In recent years, startups and retail companies have invested millions of dollars in new technologies that reduce the friction in payments in order to encourage individuals to spend more. These innovations include new subscription models, sensor-based transactions, conversational commerce, and predictive payments.

For example:

  • Amazon publicly launched their Amazon Go concept in January of 2018, allowing individuals to buy their groceries without ever pulling out their wallets. This builds on Amazon’s extensive history of reducing friction from their dash buttons to 1-click ordering.
  • In May of this year, Instagram launched a payments feature, allowing you to make payments without ever leaving Instagram.
  • Starbucks initially launched their mobile payments app in 2011. Now, the app has more than 23 million regular users and well over $1 billion pre-loaded onto the app.

The trend towards more seamless payments is so powerful that a 2016 A.T. Kearney study predicts that frictionless commerce (including digital) will account for over 45% of US consumer spending by 2026.

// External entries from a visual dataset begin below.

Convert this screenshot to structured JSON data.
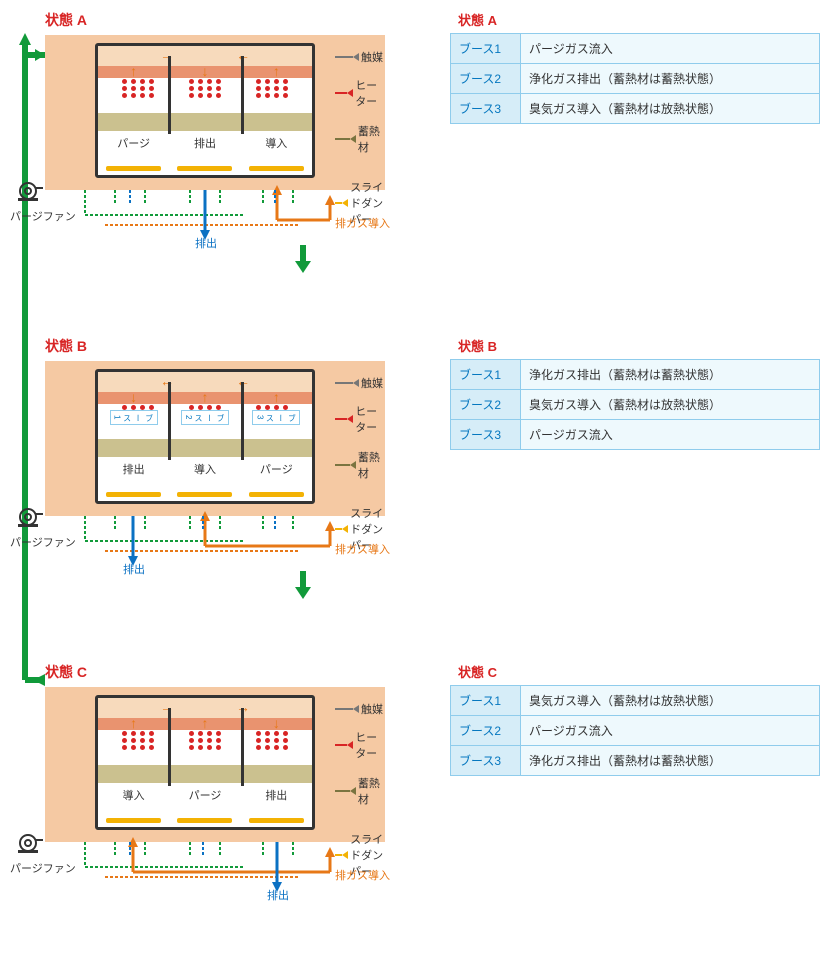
{
  "colors": {
    "peach": "#f5c9a3",
    "catalyst": "#e9936f",
    "heater_dots": "#d82525",
    "heat_storage": "#cbc18f",
    "damper": "#f3b204",
    "green": "#119a3a",
    "orange": "#e77817",
    "blue": "#0b71c3",
    "cyan_header": "#d6edf8",
    "cyan_row": "#eef9fd",
    "cyan_border": "#8fccec",
    "red_title": "#d82525"
  },
  "legend": {
    "catalyst": "触媒",
    "heater": "ヒーター",
    "heat_storage": "蓄熱材",
    "slide_damper": "スライドダンパー"
  },
  "common": {
    "purge_fan": "パージファン",
    "exhaust_gas_in": "排ガス導入",
    "discharge": "排出"
  },
  "states": [
    {
      "id": "A",
      "title_left": "状態 A",
      "title_right": "状態 A",
      "booths_bottom": [
        "パージ",
        "排出",
        "導入"
      ],
      "table": [
        {
          "h": "ブース1",
          "v": "パージガス流入"
        },
        {
          "h": "ブース2",
          "v": "浄化ガス排出（蓄熱材は蓄熱状態）"
        },
        {
          "h": "ブース3",
          "v": "臭気ガス導入（蓄熱材は放熱状態）"
        }
      ],
      "top_arrows": [
        "right",
        "left"
      ],
      "cat_arrows": [
        "up",
        "down",
        "up"
      ],
      "show_booth_inner": false
    },
    {
      "id": "B",
      "title_left": "状態 B",
      "title_right": "状態 B",
      "booths_bottom": [
        "排出",
        "導入",
        "パージ"
      ],
      "table": [
        {
          "h": "ブース1",
          "v": "浄化ガス排出（蓄熱材は蓄熱状態）"
        },
        {
          "h": "ブース2",
          "v": "臭気ガス導入（蓄熱材は放熱状態）"
        },
        {
          "h": "ブース3",
          "v": "パージガス流入"
        }
      ],
      "top_arrows": [
        "left",
        "left"
      ],
      "cat_arrows": [
        "down",
        "up",
        "up"
      ],
      "show_booth_inner": true,
      "booth_inner": [
        "ブース1",
        "ブース2",
        "ブース3"
      ]
    },
    {
      "id": "C",
      "title_left": "状態 C",
      "title_right": "状態 C",
      "booths_bottom": [
        "導入",
        "パージ",
        "排出"
      ],
      "table": [
        {
          "h": "ブース1",
          "v": "臭気ガス導入（蓄熱材は放熱状態）"
        },
        {
          "h": "ブース2",
          "v": "パージガス流入"
        },
        {
          "h": "ブース3",
          "v": "浄化ガス排出（蓄熱材は蓄熱状態）"
        }
      ],
      "top_arrows": [
        "right",
        "right"
      ],
      "cat_arrows": [
        "up",
        "up",
        "down"
      ],
      "show_booth_inner": false
    }
  ]
}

Why Frictionless May Not Be So Good for Consumers

Lowering the inherent ‘pain of paying’ isn’t necessarily a bad thing. For example, you are much more likely to enjoy a resort vacation when it’s all inclusive vs. when it’s not, regardless of how much you spend overall. Similarly, for many financially healthy consumers, the benefits of convenient seamless payments can outweigh the increased spending.

The challenge comes when you consider that so many Canadians and Americans aren’t financially healthy. 27% of Canadians don’t save any money from month to month and more than 4 in 10 Americans aren’t able to cover an unexpected $400 expense with their savings.

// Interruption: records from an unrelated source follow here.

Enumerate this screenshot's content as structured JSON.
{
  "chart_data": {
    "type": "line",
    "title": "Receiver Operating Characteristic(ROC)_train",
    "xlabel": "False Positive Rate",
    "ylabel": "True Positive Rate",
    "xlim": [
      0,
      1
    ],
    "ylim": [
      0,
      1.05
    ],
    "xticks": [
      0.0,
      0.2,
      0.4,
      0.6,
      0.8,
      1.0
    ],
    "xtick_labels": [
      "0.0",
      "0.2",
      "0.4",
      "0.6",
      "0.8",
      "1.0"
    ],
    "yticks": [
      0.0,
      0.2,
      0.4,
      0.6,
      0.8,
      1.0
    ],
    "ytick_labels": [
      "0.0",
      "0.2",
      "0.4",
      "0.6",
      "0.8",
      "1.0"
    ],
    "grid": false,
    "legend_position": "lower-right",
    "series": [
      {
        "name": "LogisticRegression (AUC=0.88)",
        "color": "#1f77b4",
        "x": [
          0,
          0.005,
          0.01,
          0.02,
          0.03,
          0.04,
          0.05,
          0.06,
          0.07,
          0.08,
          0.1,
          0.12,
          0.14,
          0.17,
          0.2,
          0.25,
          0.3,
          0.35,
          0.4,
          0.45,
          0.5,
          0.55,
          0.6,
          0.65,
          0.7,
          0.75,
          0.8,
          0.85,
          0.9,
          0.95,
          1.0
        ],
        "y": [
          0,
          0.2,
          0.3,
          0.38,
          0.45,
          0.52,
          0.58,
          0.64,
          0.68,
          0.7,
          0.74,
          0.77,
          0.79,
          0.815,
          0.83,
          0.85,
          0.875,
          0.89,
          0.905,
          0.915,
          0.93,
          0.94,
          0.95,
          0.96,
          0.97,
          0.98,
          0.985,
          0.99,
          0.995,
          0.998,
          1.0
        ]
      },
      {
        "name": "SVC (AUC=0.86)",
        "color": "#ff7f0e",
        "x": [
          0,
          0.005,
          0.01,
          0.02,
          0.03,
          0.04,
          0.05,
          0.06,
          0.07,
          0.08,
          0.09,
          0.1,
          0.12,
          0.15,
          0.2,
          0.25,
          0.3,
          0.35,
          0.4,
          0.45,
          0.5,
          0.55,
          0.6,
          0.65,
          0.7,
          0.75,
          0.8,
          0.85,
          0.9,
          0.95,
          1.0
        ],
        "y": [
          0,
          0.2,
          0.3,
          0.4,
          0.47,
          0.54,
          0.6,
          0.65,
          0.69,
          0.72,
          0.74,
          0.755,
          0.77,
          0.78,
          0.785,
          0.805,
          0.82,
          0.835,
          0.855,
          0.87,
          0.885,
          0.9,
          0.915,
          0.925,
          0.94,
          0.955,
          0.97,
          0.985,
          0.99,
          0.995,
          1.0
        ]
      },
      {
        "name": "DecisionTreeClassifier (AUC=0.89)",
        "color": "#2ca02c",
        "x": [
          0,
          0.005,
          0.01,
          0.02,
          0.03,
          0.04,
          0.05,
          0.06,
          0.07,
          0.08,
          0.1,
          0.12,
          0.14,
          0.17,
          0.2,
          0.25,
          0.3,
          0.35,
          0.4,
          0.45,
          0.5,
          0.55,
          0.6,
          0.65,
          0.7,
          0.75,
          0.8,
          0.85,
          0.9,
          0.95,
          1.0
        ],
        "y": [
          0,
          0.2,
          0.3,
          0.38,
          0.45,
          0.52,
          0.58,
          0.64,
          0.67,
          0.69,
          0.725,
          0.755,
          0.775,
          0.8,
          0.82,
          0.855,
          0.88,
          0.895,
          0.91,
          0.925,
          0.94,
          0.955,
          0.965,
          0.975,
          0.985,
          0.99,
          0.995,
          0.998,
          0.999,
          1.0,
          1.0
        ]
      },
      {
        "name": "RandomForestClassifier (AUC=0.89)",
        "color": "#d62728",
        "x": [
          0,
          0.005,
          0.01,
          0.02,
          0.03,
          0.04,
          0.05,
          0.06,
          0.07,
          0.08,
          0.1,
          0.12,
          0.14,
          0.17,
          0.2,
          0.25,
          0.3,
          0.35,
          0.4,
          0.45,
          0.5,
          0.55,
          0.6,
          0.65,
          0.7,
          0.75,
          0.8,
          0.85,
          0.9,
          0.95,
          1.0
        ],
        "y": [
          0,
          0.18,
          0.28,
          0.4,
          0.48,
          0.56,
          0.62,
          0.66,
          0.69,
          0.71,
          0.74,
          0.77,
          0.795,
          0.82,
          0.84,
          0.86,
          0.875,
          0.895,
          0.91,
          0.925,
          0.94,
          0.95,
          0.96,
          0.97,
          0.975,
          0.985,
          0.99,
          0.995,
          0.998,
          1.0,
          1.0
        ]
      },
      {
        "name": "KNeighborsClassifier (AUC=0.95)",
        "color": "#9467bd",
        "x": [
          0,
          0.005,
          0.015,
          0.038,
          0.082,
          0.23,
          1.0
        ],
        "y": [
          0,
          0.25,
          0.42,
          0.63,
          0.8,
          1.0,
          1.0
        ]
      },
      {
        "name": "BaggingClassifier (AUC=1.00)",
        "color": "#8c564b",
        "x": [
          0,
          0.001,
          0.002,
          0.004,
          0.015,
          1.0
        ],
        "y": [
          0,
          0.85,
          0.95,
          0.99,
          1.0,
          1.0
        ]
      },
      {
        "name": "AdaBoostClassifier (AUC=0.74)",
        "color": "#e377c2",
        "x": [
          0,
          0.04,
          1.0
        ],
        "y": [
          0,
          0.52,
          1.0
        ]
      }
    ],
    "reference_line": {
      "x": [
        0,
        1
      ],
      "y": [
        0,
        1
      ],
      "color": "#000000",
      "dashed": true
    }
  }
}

I’m willing to bet that there’s overlap between individuals that have trouble saving and individuals that use Amazon, the Starbucks app, Uber, and other methods of seamless payments.

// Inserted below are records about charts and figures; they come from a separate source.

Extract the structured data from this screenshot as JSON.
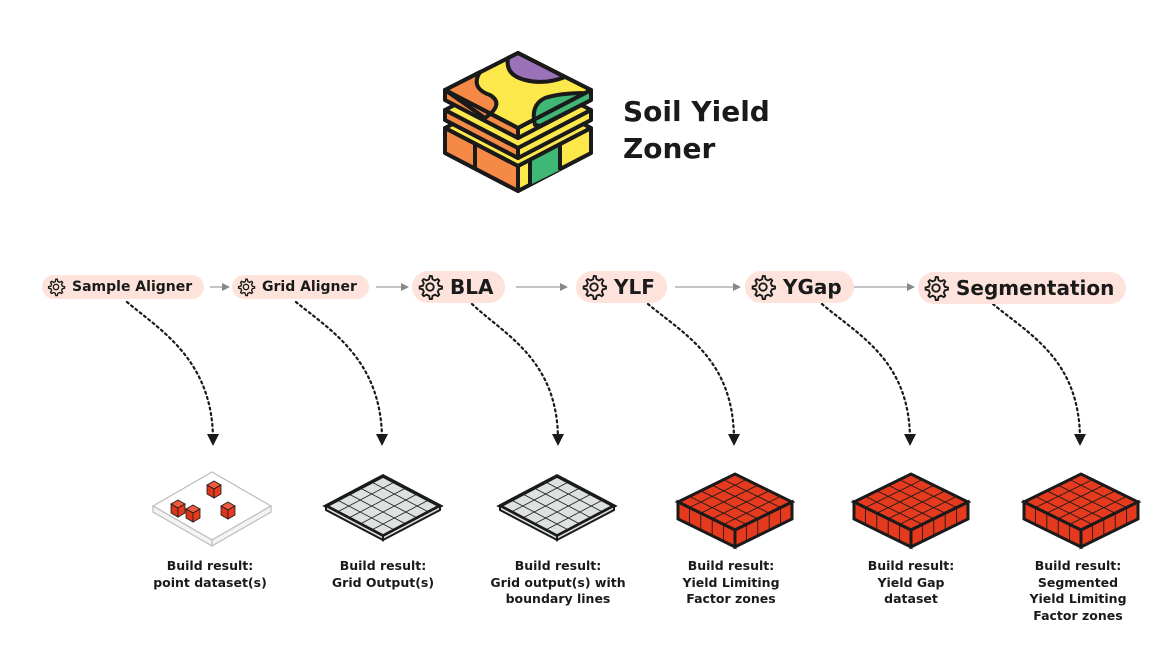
{
  "title": {
    "line1": "Soil Yield",
    "line2": "Zoner"
  },
  "steps": [
    {
      "label": "Sample Aligner"
    },
    {
      "label": "Grid Aligner"
    },
    {
      "label": "BLA"
    },
    {
      "label": "YLF"
    },
    {
      "label": "YGap"
    },
    {
      "label": "Segmentation"
    }
  ],
  "results": [
    {
      "line1": "Build result:",
      "line2": "point dataset(s)",
      "line3": "",
      "line4": "",
      "icon": "sparse-points-tile"
    },
    {
      "line1": "Build result:",
      "line2": "Grid Output(s)",
      "line3": "",
      "line4": "",
      "icon": "grey-grid-tile"
    },
    {
      "line1": "Build result:",
      "line2": "Grid output(s) with",
      "line3": "boundary lines",
      "line4": "",
      "icon": "grey-grid-tile"
    },
    {
      "line1": "Build result:",
      "line2": "Yield Limiting",
      "line3": "Factor zones",
      "line4": "",
      "icon": "red-grid-block"
    },
    {
      "line1": "Build result:",
      "line2": "Yield Gap",
      "line3": "dataset",
      "line4": "",
      "icon": "red-grid-block"
    },
    {
      "line1": "Build result:",
      "line2": "Segmented",
      "line3": "Yield Limiting",
      "line4": "Factor zones",
      "icon": "red-grid-block"
    }
  ],
  "colors": {
    "pill": "#fde3dc",
    "red": "#e63a1e",
    "grid_grey": "#dde1e0",
    "logo_orange": "#f48a45",
    "logo_yellow": "#fce84a",
    "logo_green": "#3fb876",
    "logo_purple": "#9b72b8"
  }
}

Traditional thinking puts the onus of responsibility on the individuals (i.e., the inability to save comes from a lack of financial literacy and self-discipline). Decades of behavioral economics research, however, demonstrate that humans aren’t rational and small factors can greatly affect one’s spending. When retail giants are so focused on leveraging data, design, and the latest technologies to encourage individuals to spend more, it’s no wonder why so many of us struggle with saving.

So what can we do?

My personal thesis is that in order to fight tech, you need tech. We need to build tools that utilize the same underlying concepts behind frictionless payments to help individuals manage their spending and increase their savings such as:

  • Making Savings Frictionless: Apps like Digit and Mylo are designed with making savings as easy as possible either by rounding up daily transactions and investing the spare change or automatically calculating and depositing a safe amount to save each day.
  • Simplifying Mental Accounting: Simple’s Safe to Spend feature leverages the fact that humans naturally separate money for different purposes by taking into account an individual’s cash flow, future bills and budgets to notify them of how much it’s safe to spend each month. Similar to seeing cash dwindle in your wallet, this feature serves as the mental check that helps you curb your spending.
  • Increasing the Pleasure of Savings: Frictionless payments has tipped the balance between the pain of paying and the pleasure of consumption. What if we can tip this balance again by increasing the pleasure of saving? Prized-link savings accounts such as Save to Win and WinWin do just that by providing regular lottery-based rewards just for saving.

The examples above are just the start. As technology continues to evolve to make spending more convenient and to encourage impulse purchases, we’ll need to continue to develop counteracting technologies that help protect individuals from these influences (…and from themselves).